Хафса вскочила и радостно обняла сына. Приблизив губы к самому его уху, она что-то прошептала.

Хюррем пыталась расслышать, что говорит валиде-султан, но не могла. Мать и сын продолжали перешептываться, то и дело покатываясь со смеху — пожалуй, немного нарочито. Затем они упали на диван по обе стороны от Хюррем и стали смотреть сквозь ширмы, ожидая начала схватки.

Ибрагим и Давуд вышли на подстриженную траву перед шатром. По обе стороны от них стояли статуи Аполлона и Геракла в человеческий рост, украденные из Буды, но обнаженная плоть двух соперников захватывала дух гораздо больше, чем холодный камень, из которого были высечены древние статуи.

Хюррем не могла отвести взгляда от Давуда — ее милого, любимого Дариуша. Ей все время приходилось следить за собой, чтобы не выдать себя. Поэтому она сидела немного скованно. Сулейман неловко подсел к ней, и Хюррем поняла: он все знает. И все же она продолжала с тоской смотреть на любимого, стоящего на траве. Сила и пышущее через край мужество хорошо видны были в свете факелов. Умащенная маслом кожа поблескивала, когда он сгибал и разгибал руки, готовясь к схватке.

Ибрагим хрипло закричал:

— Эй, верблюд, я скоро положу тебя на лопатки!

Давуд крепко схватил соперника за талию и повалил его на землю. Ибрагим перекатился на бок и обвил ногами туловище Давуда, отчего тот распростерся на траве. Хюррем ахнула, когда Ибрагим встал и прыгнул на поверженного врага. Оба покатились к подножию одной из статуй. Они продолжали бороться у самой решетки шатра. Руки их скользили по умащенной маслом коже. Ибрагим схватил Давуда за волосы и попытался ударить его затылком о мраморный пьедестал статуи Аполлона. Давуд оттолкнул его, и Ибрагим по инерции покатился вниз по травянистому склону. Встав и покосившись на зарешеченный шатер, Давуд поднес руку к глазам, чтобы не ослепнуть от идущего изнутри света. Хюррем поднесла руки ко рту и в отчаянии смотрела на любимого, который стоял перед ней во всей красе. Она ахнула, когда Ибрагим неожиданно выбежал из-за угла и бросился на Давуда. Великий визирь набросился на ее любимого, и они оба снова упали на лужайку.

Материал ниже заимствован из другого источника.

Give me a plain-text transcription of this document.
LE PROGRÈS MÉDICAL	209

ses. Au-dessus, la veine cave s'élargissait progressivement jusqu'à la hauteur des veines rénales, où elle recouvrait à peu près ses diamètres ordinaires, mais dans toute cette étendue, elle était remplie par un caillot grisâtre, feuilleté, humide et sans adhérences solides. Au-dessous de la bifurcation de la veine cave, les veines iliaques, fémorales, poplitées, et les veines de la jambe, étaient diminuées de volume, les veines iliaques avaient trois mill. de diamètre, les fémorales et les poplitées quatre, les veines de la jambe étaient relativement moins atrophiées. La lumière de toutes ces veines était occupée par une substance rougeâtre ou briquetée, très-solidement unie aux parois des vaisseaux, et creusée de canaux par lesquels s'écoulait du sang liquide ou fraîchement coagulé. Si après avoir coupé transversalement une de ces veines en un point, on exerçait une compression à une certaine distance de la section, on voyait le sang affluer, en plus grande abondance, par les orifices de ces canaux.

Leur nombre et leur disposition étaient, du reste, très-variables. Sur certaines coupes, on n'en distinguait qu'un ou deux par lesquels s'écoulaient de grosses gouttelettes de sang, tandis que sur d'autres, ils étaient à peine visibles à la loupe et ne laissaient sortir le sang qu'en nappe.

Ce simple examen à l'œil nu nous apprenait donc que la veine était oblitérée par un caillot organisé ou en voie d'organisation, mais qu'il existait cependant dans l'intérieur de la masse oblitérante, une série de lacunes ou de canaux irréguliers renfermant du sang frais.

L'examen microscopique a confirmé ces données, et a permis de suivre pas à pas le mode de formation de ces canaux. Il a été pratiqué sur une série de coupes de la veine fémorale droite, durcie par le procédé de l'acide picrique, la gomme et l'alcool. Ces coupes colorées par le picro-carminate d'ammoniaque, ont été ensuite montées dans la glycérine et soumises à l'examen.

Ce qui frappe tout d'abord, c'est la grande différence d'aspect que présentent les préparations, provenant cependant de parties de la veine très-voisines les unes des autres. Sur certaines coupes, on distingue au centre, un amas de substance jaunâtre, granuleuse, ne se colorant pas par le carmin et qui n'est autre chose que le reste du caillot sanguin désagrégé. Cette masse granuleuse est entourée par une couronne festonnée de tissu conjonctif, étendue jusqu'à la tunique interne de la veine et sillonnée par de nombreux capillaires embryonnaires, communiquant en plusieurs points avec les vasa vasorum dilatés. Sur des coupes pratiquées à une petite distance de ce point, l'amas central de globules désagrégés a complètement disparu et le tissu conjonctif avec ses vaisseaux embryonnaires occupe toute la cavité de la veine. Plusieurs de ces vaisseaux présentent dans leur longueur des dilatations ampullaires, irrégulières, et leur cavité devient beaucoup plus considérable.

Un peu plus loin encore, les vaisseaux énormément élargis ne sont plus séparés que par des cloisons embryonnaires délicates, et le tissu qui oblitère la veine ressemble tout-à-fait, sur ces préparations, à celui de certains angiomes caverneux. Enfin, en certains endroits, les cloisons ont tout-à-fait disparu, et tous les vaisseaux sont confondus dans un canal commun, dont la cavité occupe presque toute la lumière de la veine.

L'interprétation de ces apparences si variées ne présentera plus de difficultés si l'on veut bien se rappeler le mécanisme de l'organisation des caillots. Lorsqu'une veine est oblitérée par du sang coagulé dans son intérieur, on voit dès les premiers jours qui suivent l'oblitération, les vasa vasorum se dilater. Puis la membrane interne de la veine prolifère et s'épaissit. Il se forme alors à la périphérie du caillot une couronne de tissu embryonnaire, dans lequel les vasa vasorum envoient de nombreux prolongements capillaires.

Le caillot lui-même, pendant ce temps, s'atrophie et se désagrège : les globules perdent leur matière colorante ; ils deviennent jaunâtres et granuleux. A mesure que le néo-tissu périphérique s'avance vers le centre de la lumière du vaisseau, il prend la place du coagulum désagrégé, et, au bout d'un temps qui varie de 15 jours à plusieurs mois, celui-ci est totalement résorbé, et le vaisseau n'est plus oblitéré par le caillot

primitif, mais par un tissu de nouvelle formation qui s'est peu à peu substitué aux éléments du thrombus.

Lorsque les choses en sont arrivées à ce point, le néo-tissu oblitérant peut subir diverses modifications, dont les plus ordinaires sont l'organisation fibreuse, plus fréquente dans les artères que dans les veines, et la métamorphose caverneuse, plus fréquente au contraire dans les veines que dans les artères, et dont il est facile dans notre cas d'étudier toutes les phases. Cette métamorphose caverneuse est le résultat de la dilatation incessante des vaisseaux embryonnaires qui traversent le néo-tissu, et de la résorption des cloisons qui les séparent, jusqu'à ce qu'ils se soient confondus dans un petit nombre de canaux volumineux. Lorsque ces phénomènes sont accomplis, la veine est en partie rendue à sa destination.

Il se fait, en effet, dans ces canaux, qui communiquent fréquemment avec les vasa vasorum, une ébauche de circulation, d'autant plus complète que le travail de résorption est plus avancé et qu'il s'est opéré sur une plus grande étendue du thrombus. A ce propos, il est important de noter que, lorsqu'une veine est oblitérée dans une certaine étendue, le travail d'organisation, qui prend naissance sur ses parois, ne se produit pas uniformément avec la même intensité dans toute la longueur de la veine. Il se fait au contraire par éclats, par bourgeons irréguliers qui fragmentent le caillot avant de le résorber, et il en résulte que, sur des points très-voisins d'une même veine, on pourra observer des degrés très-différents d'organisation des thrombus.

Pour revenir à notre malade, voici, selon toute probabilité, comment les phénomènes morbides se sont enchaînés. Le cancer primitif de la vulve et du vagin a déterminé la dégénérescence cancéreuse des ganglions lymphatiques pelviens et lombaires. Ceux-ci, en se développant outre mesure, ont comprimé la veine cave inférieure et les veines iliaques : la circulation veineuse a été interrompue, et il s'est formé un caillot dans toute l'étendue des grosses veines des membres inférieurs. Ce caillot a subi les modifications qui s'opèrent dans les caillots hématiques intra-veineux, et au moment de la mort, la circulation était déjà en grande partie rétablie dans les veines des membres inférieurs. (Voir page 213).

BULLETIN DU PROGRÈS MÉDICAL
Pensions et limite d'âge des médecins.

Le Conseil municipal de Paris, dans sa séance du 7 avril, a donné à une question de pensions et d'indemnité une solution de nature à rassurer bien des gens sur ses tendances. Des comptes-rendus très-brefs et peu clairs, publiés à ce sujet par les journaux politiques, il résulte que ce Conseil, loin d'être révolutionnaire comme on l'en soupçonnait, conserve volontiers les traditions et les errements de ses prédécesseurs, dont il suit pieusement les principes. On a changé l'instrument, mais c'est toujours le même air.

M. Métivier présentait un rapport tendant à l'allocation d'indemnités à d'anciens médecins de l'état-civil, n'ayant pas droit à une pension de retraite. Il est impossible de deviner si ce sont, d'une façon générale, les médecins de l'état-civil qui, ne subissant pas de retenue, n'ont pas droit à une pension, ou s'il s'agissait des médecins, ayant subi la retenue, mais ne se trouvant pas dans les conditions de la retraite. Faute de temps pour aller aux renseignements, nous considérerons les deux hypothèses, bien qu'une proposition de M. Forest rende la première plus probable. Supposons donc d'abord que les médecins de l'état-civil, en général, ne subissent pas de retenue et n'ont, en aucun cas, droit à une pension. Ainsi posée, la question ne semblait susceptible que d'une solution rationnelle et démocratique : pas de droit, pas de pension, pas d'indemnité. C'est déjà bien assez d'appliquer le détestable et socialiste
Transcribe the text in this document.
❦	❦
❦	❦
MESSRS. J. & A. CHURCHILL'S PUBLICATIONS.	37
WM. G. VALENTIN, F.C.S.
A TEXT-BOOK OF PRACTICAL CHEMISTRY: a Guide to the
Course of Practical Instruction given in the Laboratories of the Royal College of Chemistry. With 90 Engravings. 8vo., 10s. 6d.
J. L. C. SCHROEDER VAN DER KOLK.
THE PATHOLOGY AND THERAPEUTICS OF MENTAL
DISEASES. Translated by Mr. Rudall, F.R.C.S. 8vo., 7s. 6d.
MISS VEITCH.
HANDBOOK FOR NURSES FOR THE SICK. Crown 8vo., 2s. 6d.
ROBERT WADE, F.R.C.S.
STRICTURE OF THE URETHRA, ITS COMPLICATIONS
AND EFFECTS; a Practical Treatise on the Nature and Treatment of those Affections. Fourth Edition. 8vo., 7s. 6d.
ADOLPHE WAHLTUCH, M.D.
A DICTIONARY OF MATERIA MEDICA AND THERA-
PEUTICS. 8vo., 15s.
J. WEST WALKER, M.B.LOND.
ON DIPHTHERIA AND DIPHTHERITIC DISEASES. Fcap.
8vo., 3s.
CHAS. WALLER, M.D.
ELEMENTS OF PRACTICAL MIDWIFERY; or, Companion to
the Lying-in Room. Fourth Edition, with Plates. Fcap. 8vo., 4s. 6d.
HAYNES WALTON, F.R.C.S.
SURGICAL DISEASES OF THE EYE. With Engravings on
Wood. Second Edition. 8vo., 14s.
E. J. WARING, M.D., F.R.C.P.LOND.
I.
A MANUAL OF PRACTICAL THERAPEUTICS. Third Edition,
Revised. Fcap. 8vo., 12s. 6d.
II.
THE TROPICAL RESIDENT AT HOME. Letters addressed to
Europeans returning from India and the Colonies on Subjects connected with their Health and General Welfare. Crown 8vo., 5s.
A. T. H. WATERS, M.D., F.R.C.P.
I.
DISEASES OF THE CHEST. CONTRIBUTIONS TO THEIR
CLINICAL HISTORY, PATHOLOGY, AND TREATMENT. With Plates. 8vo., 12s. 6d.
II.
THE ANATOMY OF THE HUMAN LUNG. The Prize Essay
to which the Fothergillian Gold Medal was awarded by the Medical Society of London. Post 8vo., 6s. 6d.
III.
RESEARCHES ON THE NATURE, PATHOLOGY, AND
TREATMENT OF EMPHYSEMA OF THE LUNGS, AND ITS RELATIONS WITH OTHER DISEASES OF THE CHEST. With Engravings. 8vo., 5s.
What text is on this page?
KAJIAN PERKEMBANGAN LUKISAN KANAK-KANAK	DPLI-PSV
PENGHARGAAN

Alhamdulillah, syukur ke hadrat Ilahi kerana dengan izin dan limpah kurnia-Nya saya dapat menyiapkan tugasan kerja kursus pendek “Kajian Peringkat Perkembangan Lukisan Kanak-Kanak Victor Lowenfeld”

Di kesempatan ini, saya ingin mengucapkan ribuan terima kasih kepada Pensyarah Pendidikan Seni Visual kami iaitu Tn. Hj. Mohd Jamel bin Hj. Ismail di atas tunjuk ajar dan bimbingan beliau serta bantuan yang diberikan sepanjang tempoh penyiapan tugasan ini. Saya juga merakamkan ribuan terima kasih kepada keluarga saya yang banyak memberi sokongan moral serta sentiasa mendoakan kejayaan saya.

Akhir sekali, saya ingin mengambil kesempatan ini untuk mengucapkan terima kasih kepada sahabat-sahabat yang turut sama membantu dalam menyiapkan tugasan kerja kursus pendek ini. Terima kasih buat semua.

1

Сулейман встревоженно встал:

— Так нельзя — это против правил!

Хафса потянула сына назад, на диван.

— Сулейман, — зашептала она, — пусть все идет как идет. И что бы ни случилось, моли Аллаха, чтобы Давуд не победил.

Сулейман молча сел, повинуясь просьбе матери; на его лице появилось нерешительное выражение. Хюррем сразу поняла, что имеет в виду Хафса и на что способен змей Ибрагим — здесь, в игре, или в полутемных коридорах Топкапы.

Давуд вытянул руку вверх, чтобы уберечься от удара, но скользкие руки и плечи Ибрагима продолжали обрушиваться на него. Тогда Давуд сделал неуловимое движение локтем. Удар пришелся великому визирю в лицо. Хрустнул сломанный нос; Ибрагим взревел от боли. Его лицо заливала кровь. Он лег на спину и, зажав нос пальцами, вернул его на место. От отвратительного хруста обитательницы женского шатра вздрогнули. Дрожа от ярости, великий визирь вскочил и побежал в свои личные покои.

Давуда била крупная дрожь. Он поклонился в сторону султанского шатра и скрылся в темном парке.

Хюррем смотрела ему вслед и думала: «Берегись, любимый. Приспешники Ибрагима не только на улицах Стамбула, но и в спальнях и хамамах Топкапы».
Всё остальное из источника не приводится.